Injection of the 9-valent human papillomavirus (HPV) vaccine caused the complete regression of all cutaneous squamous cell carcinoma (SCC) tumours in a 97-year-old woman with multiple SCCs, according to a report in JAMA Dermatology (July 3, 2018). Researchers say that in the future, the HPV vaccine may be used as a cost-effective alternative to treat patients with SCC who refuse surgery, have multiple lesions, or are poor surgical candidates.
The elderly patient’s right leg was covered with SCC tumours. She was not a candidate for surgery or radiotherapy because of the size and number of her tumours. In a previous study, Dr. Anna Nichols, senior study author and dermatologist at Sylvester Comprehensive Cancer Center, University of Miami Health System in Miami, reduced SCC and basal cell carcinoma tumours in two patients using the HPV vaccine (JAMA Dermatol 2017 153(6):571–574). These patient outcomes prompted Dr. Nichols to use the HPV vaccine—approved for the prevention of cervical, vaginal, vulvar, and anal cancer—as an off-label therapy for her 97-year-old patient.
First, two doses of the 9-valent HPV vaccine were administered into the patient’s arm, six weeks apart. A few weeks later, Dr. Nichols directly injected several, but not all, of the patient’s tumours. The direct injections were given four times over a span of 11 months.
“All of her tumours completely resolved 11 months after the first direct tumour injection, and she has had no recurrence,” said Dr. Nichols in a press release. “It has been about 24 months now since we started with the treatment.”
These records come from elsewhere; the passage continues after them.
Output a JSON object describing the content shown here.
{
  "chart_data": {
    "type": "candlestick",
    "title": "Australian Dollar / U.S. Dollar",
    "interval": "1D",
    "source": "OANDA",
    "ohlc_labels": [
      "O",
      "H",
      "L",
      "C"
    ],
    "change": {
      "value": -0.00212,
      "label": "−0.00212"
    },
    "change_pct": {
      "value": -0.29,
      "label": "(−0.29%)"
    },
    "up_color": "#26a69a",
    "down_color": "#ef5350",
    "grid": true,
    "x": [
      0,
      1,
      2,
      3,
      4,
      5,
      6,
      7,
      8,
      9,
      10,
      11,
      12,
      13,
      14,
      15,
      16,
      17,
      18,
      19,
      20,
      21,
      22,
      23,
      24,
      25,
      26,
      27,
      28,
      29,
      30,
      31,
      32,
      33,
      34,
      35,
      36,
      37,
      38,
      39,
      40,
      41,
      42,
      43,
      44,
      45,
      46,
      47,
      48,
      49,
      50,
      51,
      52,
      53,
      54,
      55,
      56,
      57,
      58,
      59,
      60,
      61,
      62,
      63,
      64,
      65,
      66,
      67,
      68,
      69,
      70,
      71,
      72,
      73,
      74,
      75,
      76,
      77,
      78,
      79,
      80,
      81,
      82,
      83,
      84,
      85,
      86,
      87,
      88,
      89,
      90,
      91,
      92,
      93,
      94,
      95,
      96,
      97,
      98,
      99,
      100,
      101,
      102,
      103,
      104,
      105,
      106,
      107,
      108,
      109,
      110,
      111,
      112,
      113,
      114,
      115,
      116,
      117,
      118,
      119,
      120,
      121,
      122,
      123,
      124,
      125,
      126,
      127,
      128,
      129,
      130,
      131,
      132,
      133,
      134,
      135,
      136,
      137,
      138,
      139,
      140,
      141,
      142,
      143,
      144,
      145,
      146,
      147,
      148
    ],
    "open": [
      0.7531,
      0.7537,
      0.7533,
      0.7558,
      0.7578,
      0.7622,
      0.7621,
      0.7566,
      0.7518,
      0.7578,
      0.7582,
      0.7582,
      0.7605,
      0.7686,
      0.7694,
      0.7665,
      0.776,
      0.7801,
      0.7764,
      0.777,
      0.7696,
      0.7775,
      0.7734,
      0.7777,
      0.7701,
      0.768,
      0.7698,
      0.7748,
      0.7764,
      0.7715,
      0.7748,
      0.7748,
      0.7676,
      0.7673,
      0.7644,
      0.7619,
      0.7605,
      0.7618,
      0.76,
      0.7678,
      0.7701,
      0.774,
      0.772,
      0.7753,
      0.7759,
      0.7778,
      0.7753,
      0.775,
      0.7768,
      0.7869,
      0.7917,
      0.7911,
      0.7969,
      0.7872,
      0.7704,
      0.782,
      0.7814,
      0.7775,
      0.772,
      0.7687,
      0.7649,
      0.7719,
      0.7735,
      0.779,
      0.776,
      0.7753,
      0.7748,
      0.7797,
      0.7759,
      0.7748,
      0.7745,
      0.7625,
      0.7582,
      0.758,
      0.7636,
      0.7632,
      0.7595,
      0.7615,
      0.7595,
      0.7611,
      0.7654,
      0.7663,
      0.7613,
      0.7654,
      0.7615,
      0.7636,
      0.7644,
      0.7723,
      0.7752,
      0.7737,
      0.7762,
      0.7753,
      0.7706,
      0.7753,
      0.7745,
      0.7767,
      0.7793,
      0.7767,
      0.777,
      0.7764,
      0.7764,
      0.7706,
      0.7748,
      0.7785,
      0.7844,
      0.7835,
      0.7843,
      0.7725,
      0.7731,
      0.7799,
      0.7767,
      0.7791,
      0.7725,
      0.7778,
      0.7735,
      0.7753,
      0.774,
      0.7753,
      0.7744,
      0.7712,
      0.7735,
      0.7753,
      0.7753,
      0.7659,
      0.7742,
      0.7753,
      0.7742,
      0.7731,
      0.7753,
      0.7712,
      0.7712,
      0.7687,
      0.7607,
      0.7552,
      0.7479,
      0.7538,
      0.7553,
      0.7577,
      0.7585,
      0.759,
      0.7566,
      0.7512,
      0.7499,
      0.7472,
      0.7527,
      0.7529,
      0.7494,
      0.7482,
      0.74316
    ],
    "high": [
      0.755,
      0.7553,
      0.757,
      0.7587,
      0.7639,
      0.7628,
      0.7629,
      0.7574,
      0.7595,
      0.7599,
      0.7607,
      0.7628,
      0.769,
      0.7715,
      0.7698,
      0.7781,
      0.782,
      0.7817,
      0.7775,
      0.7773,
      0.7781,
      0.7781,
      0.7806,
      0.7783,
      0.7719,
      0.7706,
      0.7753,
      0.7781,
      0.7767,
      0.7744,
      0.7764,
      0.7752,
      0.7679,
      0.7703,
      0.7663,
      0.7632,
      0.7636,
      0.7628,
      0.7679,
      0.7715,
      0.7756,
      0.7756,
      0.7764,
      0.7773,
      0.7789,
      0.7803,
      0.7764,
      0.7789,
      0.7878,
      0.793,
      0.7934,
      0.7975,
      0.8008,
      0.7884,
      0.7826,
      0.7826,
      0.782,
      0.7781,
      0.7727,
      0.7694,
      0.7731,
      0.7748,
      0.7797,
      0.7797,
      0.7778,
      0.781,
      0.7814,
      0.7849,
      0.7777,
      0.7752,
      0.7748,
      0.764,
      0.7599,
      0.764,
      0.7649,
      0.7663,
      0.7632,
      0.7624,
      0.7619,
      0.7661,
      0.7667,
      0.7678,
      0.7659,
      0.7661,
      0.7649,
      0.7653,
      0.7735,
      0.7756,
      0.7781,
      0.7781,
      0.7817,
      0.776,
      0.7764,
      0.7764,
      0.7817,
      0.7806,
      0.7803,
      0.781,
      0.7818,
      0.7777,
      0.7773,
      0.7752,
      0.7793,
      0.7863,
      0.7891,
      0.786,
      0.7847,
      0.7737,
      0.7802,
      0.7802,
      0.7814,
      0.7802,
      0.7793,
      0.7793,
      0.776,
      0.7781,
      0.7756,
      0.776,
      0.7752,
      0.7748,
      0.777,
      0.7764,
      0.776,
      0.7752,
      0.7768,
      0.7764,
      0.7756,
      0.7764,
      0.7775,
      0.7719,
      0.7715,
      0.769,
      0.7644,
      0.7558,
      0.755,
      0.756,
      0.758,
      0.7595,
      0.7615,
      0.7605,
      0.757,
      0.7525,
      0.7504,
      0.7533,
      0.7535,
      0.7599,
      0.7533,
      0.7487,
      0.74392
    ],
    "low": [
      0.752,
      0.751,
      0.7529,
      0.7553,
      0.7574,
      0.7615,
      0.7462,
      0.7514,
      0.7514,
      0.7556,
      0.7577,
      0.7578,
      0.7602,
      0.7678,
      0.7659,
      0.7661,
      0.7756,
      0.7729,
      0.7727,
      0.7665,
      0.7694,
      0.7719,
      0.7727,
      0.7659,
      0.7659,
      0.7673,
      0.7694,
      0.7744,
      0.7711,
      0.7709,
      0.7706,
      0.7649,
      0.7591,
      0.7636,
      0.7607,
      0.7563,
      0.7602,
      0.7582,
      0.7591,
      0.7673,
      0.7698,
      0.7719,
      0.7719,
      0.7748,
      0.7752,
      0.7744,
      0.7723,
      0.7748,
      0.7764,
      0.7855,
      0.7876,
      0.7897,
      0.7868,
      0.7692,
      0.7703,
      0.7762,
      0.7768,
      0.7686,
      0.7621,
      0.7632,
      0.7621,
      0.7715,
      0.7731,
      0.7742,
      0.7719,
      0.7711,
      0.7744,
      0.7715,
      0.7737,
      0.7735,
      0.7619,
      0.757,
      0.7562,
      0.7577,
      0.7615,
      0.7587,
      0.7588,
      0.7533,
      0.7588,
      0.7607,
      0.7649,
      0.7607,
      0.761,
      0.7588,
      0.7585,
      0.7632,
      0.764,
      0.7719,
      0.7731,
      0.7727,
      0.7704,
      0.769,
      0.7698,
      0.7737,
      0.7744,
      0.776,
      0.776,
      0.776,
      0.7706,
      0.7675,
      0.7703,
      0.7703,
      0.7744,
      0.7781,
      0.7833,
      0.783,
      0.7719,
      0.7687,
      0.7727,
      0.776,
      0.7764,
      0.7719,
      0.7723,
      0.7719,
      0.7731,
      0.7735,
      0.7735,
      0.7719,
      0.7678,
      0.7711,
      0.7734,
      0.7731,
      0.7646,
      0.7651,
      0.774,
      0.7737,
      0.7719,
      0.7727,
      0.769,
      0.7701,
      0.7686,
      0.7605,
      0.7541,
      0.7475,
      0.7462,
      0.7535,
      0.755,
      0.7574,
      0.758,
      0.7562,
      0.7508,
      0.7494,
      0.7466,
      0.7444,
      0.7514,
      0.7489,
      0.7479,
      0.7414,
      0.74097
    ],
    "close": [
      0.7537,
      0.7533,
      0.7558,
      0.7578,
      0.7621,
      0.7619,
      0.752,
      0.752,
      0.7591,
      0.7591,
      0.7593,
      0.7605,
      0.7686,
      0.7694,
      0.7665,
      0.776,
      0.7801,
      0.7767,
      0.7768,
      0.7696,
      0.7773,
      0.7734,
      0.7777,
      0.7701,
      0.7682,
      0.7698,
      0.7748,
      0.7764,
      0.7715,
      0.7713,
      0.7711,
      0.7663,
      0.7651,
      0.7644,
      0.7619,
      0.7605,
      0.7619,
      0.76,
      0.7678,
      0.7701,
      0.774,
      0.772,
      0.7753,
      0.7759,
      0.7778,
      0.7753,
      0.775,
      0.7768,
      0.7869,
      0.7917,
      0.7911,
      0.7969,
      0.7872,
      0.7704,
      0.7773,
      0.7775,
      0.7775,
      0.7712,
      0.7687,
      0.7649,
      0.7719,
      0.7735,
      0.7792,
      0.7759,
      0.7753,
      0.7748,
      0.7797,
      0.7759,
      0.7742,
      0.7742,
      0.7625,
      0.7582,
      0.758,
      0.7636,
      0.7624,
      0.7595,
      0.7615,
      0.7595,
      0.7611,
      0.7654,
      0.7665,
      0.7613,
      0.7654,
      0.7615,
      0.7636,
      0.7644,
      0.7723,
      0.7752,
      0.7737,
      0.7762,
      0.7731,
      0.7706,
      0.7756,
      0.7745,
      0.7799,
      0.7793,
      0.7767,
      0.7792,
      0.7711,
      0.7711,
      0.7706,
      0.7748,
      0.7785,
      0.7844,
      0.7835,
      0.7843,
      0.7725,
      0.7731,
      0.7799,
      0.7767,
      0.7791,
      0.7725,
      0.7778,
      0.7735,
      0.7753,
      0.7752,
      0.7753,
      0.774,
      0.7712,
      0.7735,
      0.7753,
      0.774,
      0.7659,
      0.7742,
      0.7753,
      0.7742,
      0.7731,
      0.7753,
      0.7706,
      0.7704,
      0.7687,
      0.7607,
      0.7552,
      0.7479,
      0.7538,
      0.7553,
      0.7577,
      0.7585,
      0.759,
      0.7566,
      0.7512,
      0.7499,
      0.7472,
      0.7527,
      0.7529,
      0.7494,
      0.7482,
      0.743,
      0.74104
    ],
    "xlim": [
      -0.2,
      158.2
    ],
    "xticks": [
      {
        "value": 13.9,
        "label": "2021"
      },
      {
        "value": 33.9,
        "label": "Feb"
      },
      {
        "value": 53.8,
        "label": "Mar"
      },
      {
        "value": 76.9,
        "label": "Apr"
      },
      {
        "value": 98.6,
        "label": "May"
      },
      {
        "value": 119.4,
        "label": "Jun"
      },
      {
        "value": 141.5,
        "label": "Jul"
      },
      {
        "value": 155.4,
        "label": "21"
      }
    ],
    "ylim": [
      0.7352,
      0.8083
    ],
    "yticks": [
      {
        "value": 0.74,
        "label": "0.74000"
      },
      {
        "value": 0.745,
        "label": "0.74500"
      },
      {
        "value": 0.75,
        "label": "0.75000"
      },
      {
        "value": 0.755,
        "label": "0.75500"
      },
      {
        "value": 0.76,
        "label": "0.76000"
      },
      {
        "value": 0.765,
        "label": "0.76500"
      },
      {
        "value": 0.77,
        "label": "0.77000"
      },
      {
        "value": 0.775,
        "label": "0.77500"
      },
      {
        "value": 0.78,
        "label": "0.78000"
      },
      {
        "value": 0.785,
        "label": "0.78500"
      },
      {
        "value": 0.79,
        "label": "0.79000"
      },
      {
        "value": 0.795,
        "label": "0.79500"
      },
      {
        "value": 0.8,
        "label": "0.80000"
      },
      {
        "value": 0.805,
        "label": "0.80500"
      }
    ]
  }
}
An image of an SCC tumour before treatment shows
central comedolike necrosis and atypical basaloid cells with mitoses.
Photo by University of Miami.
According to the researchers, this is the first case study showing a complete regression of SCC malignant tumours through HPV vaccine injections. The patient is now looking forward to celebrating her 100th birthday this autumn.
“I think we had a really reasonable expectation and good data that this was actually going to, at the very least, do no harm to this patient, and possibly provide some benefit,” said study co-author Dr. Tim Ioannides, founder of Treasure Coast Dermatology and voluntary associate professor at the University of Miami School of Medicine, in Miami. “To have this type of result in such an advanced patient I think was beyond all our expectations.”